Paul G. Constantine
A Stieltjes-Lanczos Method for Parameterized Matrix Equations

PO BOX 5800
MS 1318
Albuquerque
NM 87185
pconsta@sandia.gov
David F. Gleich

We develop a Stieltjes-Lanczos procedure for a symmetric, positive definite parameterized matrix $A(s)$ and a given parameterized vector $b(s)$. Each element in $A(s)$ and $b(s)$ is assumed to be a bounded and continuous function of a set of parameters $s\in\mathcal{D}\subset\mathbb{R}^d$. The method computes a constant tridiagonal matrix whose eigenvalues approximate the parameterized spectrum of $A(s)$. We show how this can be interpreted as constructing a Gaussian quadrature formula for a Riemann integral of the form $\langle b^Tf(A)b \rangle$, where $f(\cdot)$ is an analytic function and $\langle\cdot\rangle$ denotes integration over the parameter space.

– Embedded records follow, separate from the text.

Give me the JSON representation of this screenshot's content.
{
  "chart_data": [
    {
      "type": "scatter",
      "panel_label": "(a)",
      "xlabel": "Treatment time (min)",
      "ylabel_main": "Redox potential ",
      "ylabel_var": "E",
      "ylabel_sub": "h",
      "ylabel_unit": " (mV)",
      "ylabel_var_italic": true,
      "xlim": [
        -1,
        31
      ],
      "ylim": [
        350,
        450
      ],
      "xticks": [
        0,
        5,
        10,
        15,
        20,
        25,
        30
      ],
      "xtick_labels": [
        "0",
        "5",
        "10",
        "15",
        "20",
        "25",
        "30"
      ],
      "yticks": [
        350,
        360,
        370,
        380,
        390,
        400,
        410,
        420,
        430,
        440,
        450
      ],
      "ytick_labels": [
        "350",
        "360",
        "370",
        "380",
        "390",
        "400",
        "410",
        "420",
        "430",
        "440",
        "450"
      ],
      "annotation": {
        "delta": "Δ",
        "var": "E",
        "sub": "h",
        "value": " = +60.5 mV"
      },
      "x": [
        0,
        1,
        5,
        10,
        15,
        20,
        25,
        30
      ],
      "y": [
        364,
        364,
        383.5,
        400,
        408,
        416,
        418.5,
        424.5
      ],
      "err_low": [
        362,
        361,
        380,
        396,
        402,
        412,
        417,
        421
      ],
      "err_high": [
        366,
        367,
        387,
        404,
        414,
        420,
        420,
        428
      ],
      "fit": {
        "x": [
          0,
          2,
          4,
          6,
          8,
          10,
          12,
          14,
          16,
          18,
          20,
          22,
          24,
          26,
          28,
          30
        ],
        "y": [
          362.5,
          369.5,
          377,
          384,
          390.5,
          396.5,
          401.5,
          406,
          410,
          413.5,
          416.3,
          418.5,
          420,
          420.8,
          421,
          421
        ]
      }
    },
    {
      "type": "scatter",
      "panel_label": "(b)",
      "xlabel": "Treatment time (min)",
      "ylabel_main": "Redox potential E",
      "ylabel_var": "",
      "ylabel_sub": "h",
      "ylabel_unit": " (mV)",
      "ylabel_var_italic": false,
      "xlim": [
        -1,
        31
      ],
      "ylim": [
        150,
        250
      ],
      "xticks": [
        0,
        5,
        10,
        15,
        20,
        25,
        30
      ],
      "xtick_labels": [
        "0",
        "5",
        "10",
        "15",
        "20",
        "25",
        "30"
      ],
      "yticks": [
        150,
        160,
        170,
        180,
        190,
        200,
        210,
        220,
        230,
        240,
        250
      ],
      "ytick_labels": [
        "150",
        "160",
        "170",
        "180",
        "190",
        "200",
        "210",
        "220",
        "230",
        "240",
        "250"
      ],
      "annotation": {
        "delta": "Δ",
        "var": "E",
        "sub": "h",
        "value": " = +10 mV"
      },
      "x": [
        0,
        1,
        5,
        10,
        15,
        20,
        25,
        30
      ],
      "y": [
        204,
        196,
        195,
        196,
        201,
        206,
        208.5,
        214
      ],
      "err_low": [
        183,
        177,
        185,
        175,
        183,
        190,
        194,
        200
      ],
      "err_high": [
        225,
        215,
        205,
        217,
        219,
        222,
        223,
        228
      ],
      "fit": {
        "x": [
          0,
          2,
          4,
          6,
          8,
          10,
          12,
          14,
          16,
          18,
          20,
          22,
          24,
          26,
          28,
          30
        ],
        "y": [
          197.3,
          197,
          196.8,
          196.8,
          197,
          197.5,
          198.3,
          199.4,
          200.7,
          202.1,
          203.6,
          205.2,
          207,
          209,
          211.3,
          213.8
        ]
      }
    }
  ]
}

We also apply this procedure to iteratively approximate the vector-valued function $x(s)$ that solves $A(s)x(s)=b(s)$; such problems commonly arise within discretizations of partial differential equations with stochastic inputs. Preliminary numerical experiments are provided which validate the theory and suggest future directions for research.